Later this year, the 23,000 companies that use Fidelity to facilitate their retirement plans will have the option to put Bitcoin on their account. The adoption of Bitcoin by the nation's largest retirement plan provider suggests that Bitcoin is moving further into the mainstream.

The company is planning on administering plans with more than 20 million participants and $2.7 trillion in assets under management. The move comes at a time of heightened interest in Bitcoin and cryptocurrencies. Fidelity is estimating that about 80 million U.S. individual investors own or have invested in digital currencies. 

Fidelity moved forward with this offering a month after the Labor Department expressed concerns about including cryptocurrencies in retirement plans. “There is a need for a diverse set of products and investment solutions for our investors,” said Dave Gray, head of workplace retirement offerings and platforms at Fidelity. “We fully expect that cryptocurrency is going to shape the way future generations think about investing for the near and long term.”

Fidelity is planning on letting savers allocate as much as 20% of their portfolio to Bitcoin. But that threshold could be lowered by plan sponsors. Gray also said that it would initially be limited to Bitcoin only, but expects other digital assets to eventually be available for investment.

According to Gray, workers at companies can sign up for the new offering and elect to transfer up to 20% of account balances to a digital assets account that holds Bitcoin and uses Fidelity’s institutional trading and custody platform. Employees can also invest up to 20% of each payroll contribution in Bitcoin, but employers can choose to impose lower contributions.

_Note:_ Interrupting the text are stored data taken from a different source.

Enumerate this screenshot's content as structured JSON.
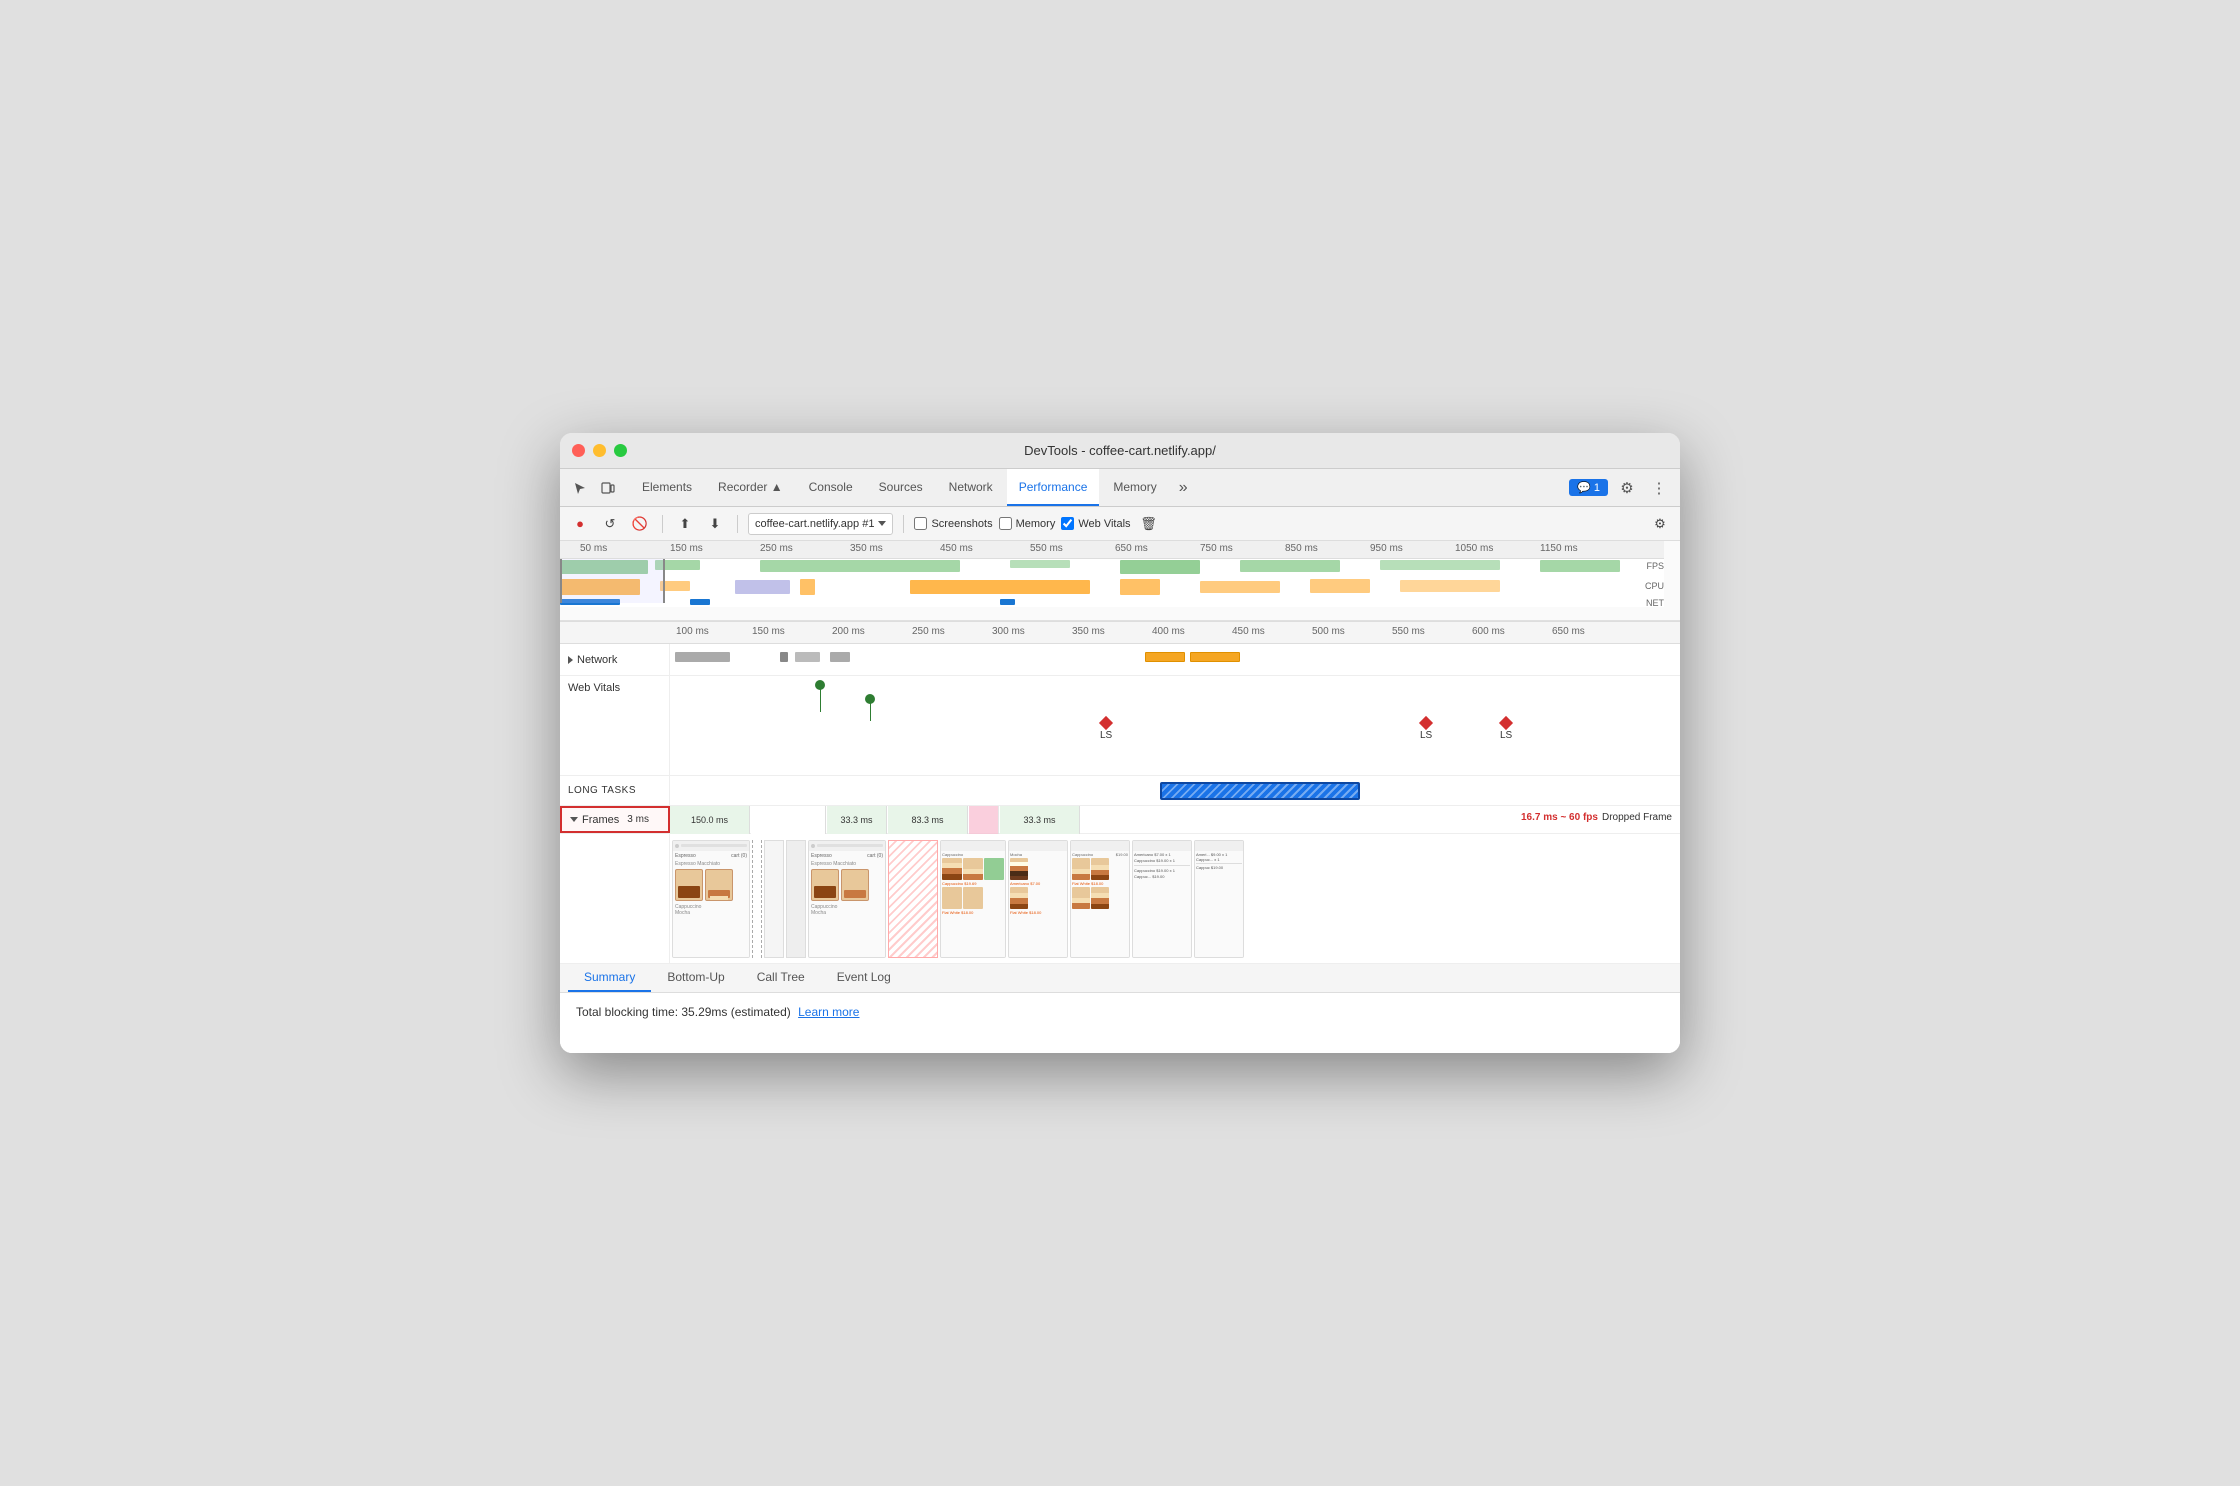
{
  "window": {
    "title": "DevTools - coffee-cart.netlify.app/"
  },
  "tabs": [
    {
      "label": "Elements",
      "active": false
    },
    {
      "label": "Recorder ▲",
      "active": false
    },
    {
      "label": "Console",
      "active": false
    },
    {
      "label": "Sources",
      "active": false
    },
    {
      "label": "Network",
      "active": false
    },
    {
      "label": "Performance",
      "active": true
    },
    {
      "label": "Memory",
      "active": false
    }
  ],
  "toolbar": {
    "record_label": "●",
    "refresh_label": "↺",
    "clear_label": "🚫",
    "upload_label": "⬆",
    "download_label": "⬇",
    "profile_selector": "coffee-cart.netlify.app #1",
    "screenshots_label": "Screenshots",
    "memory_label": "Memory",
    "web_vitals_label": "Web Vitals",
    "settings_label": "⚙"
  },
  "overview": {
    "time_marks_top": [
      "50 ms",
      "150 ms",
      "250 ms",
      "350 ms",
      "450 ms",
      "550 ms",
      "650 ms",
      "750 ms",
      "850 ms",
      "950 ms",
      "1050 ms",
      "1150 ms"
    ],
    "labels": {
      "fps": "FPS",
      "cpu": "CPU",
      "net": "NET"
    }
  },
  "timeline": {
    "time_marks": [
      "100 ms",
      "150 ms",
      "200 ms",
      "250 ms",
      "300 ms",
      "350 ms",
      "400 ms",
      "450 ms",
      "500 ms",
      "550 ms",
      "600 ms",
      "650 ms"
    ],
    "tracks": {
      "network": "Network",
      "web_vitals": "Web Vitals",
      "long_tasks": "LONG TASKS",
      "frames": "Frames",
      "frames_ms": "3 ms"
    },
    "frame_segments": [
      {
        "label": "150.0 ms",
        "width": 18,
        "x": 9
      },
      {
        "label": "33.3 ms",
        "width": 9,
        "x": 55
      },
      {
        "label": "83.3 ms",
        "width": 12,
        "x": 64
      },
      {
        "label": "33.3 ms",
        "width": 12,
        "x": 80
      }
    ],
    "dropped_frame": {
      "fps_rate": "16.7 ms ~ 60 fps",
      "label": "Dropped Frame"
    },
    "wv_markers": [
      {
        "label": "LS",
        "x": 55
      },
      {
        "label": "LS",
        "x": 88
      },
      {
        "label": "LS",
        "x": 95
      }
    ]
  },
  "analysis": {
    "tabs": [
      "Summary",
      "Bottom-Up",
      "Call Tree",
      "Event Log"
    ],
    "active_tab": "Summary",
    "summary_text": "Total blocking time: 35.29ms (estimated)",
    "learn_more": "Learn more"
  },
  "badge": {
    "count": "1"
  }
}
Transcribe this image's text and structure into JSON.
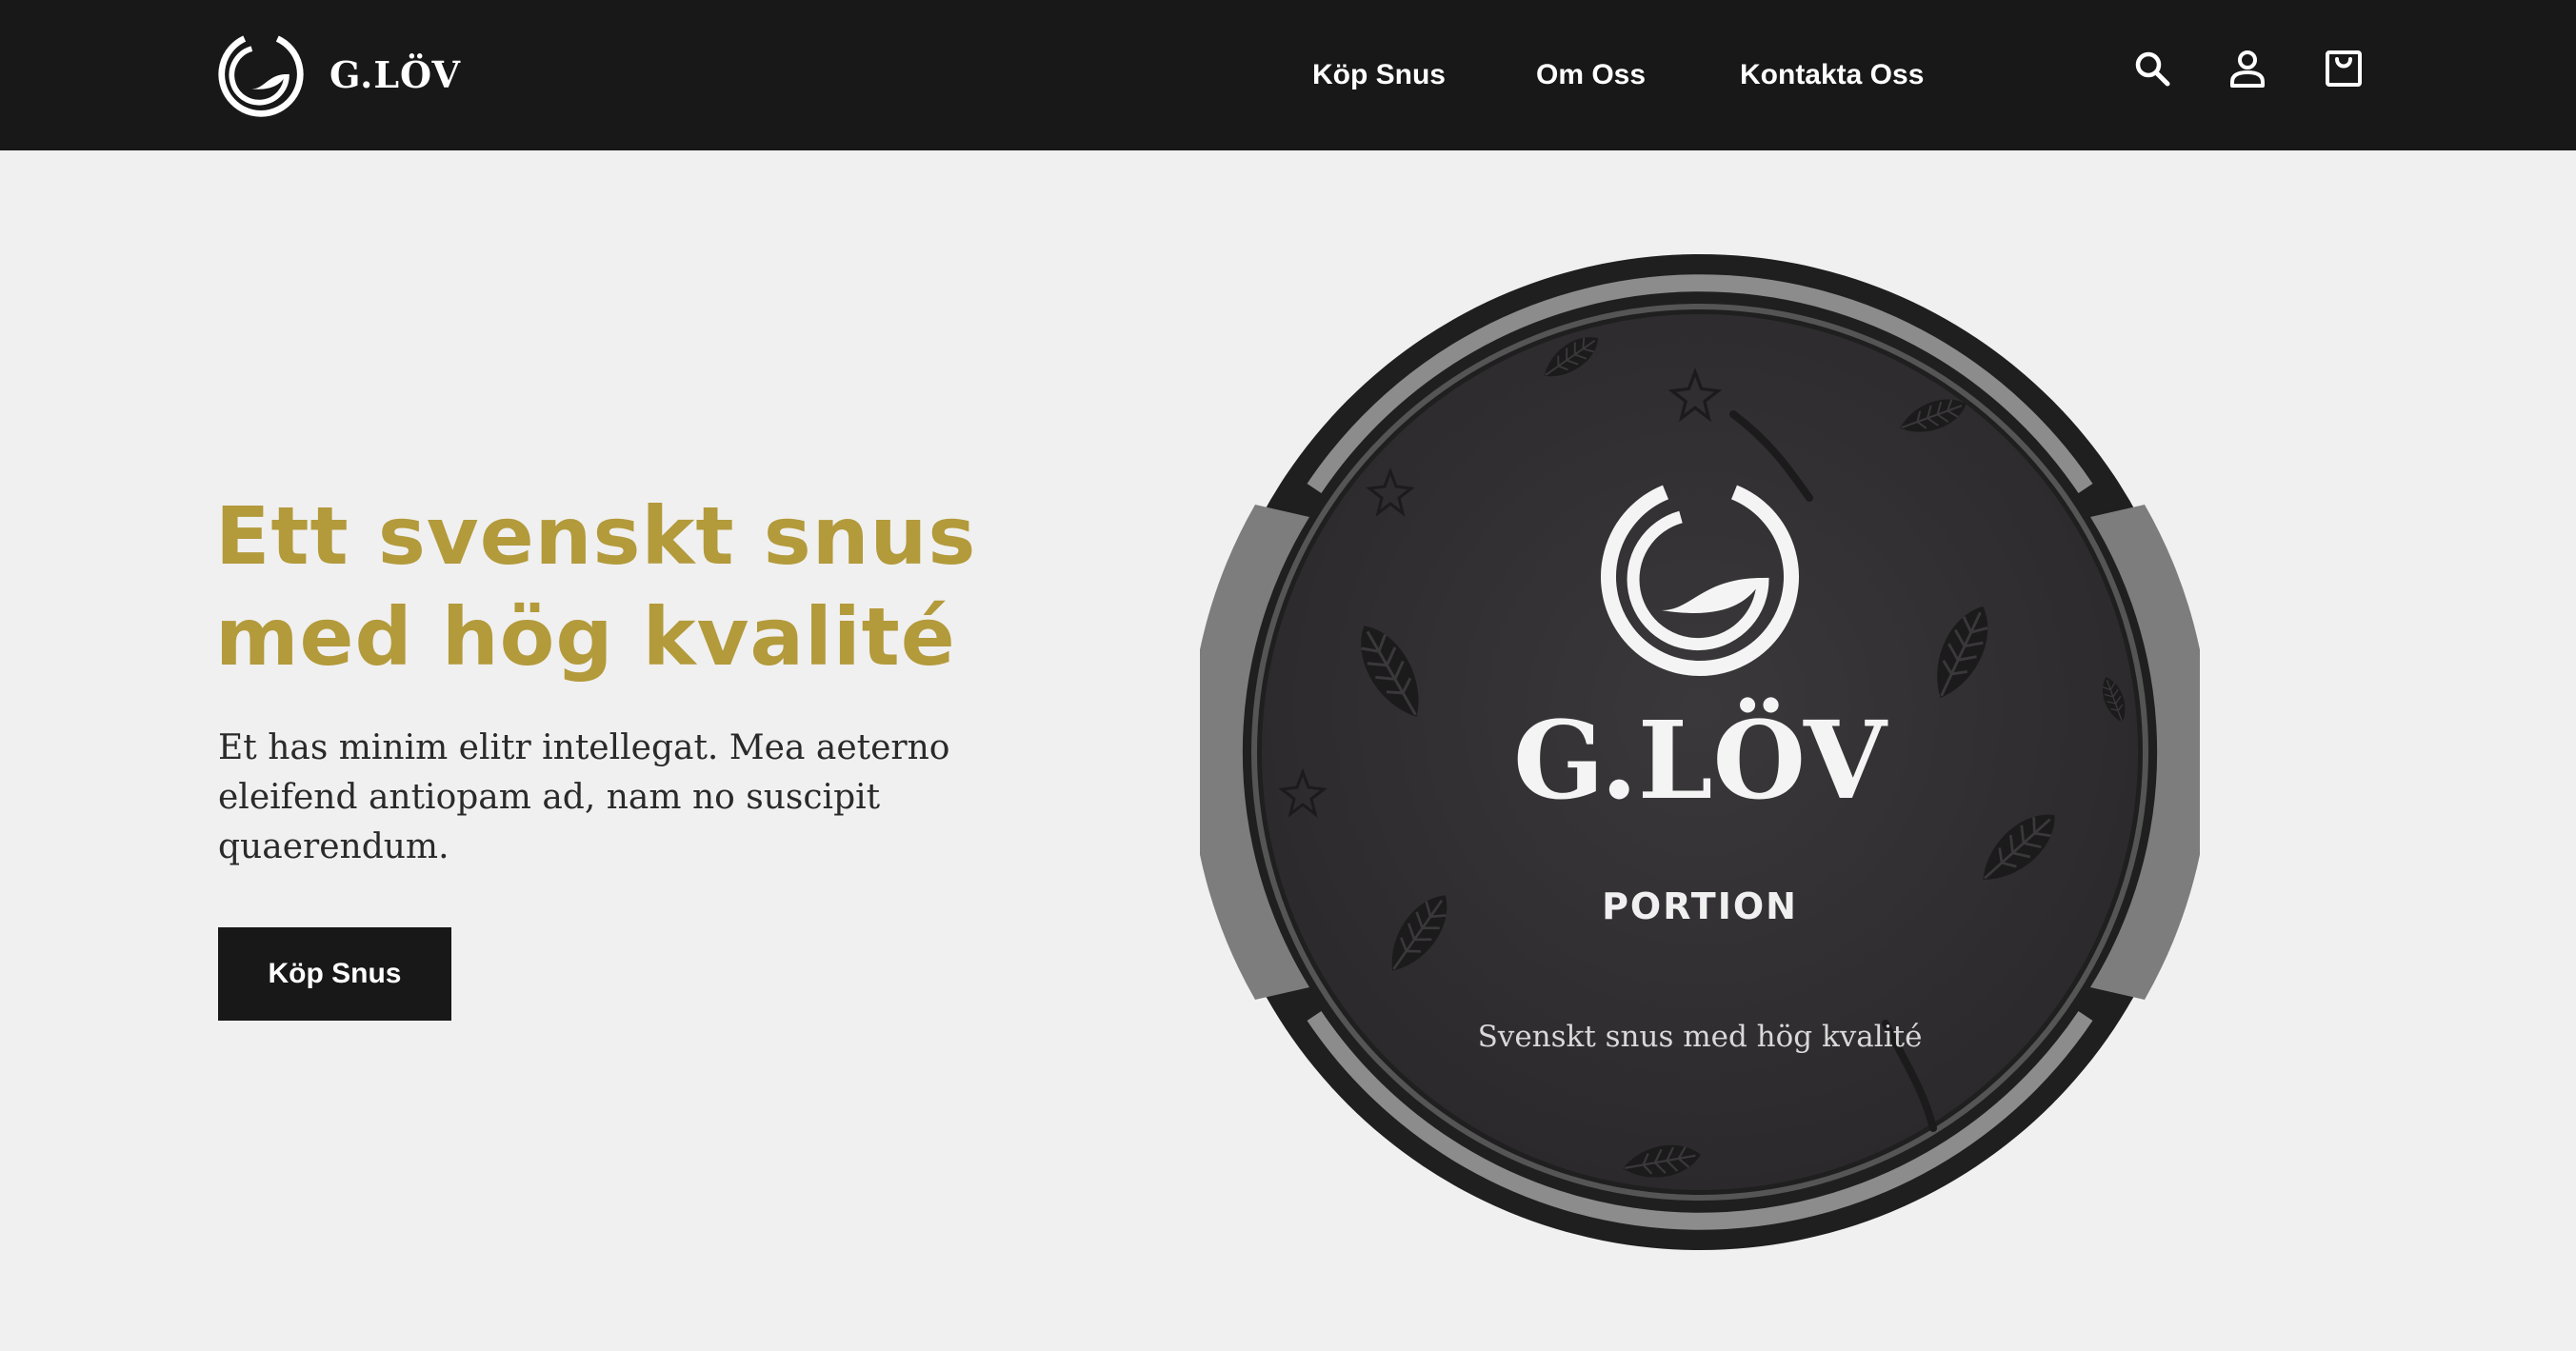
{
  "header": {
    "brand": "G.LÖV",
    "nav": [
      {
        "label": "Köp Snus"
      },
      {
        "label": "Om Oss"
      },
      {
        "label": "Kontakta Oss"
      }
    ],
    "icons": [
      "search-icon",
      "user-icon",
      "shopping-bag-icon"
    ]
  },
  "hero": {
    "title": "Ett svenskt snus med hög kvalité",
    "text": "Et has minim elitr intellegat. Mea aeterno eleifend antiopam ad, nam no suscipit quaerendum.",
    "cta_label": "Köp Snus"
  },
  "product": {
    "brand": "G.LÖV",
    "type": "PORTION",
    "tagline": "Svenskt snus med hög kvalité"
  },
  "colors": {
    "header_bg": "#181818",
    "page_bg": "#f0f0f0",
    "accent_gold": "#b39a3b",
    "tin_dark": "#333133",
    "text_dark": "#2a2a2a"
  }
}
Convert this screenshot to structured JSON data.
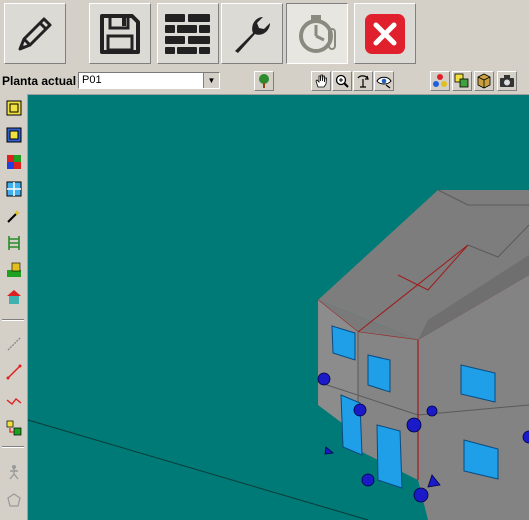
{
  "main_toolbar": {
    "buttons": [
      {
        "name": "edit-pencil-icon"
      },
      {
        "name": "save-floppy-icon"
      },
      {
        "name": "walls-brick-icon"
      },
      {
        "name": "settings-wrench-icon"
      },
      {
        "name": "timer-thermometer-icon"
      },
      {
        "name": "close-red-x-icon"
      }
    ]
  },
  "floor_bar": {
    "label": "Planta actual",
    "current_floor": "P01",
    "tool_icons": [
      "tree-icon",
      "hand-pan-icon",
      "zoom-icon",
      "rotate-icon",
      "eye-view-icon",
      "color-points-icon",
      "layers-icon",
      "3d-box-icon",
      "camera-icon"
    ]
  },
  "left_toolbar": {
    "tool_icons": [
      "wall-square-icon",
      "room-square-icon",
      "colored-blocks-icon",
      "window-grid-icon",
      "magic-wand-icon",
      "ladder-icon",
      "terrain-icon",
      "house-icon",
      "line-icon",
      "red-line-icon",
      "polyline-icon",
      "objects-icon",
      "person-icon",
      "polygon-icon"
    ]
  },
  "colors": {
    "viewport_background": "#007a76",
    "building_face": "#808080",
    "window_blue": "#1e9fe8",
    "node_blue": "#1a1ac8",
    "close_red": "#e0202c"
  }
}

If the balance in Bitcoin holdings exceeds 20% of the portfolio’s value, the employee will not be able to transfer additional sums to the account from other investments in the 401(k) plan.

About 5% or less of the Bitcoin account will be held in short-term money markets to provide liquidity to facilitate daily transactions. Gray said that the fees on the account will be between 0.75% and 0.9%, depending on the client, and not including trading costs.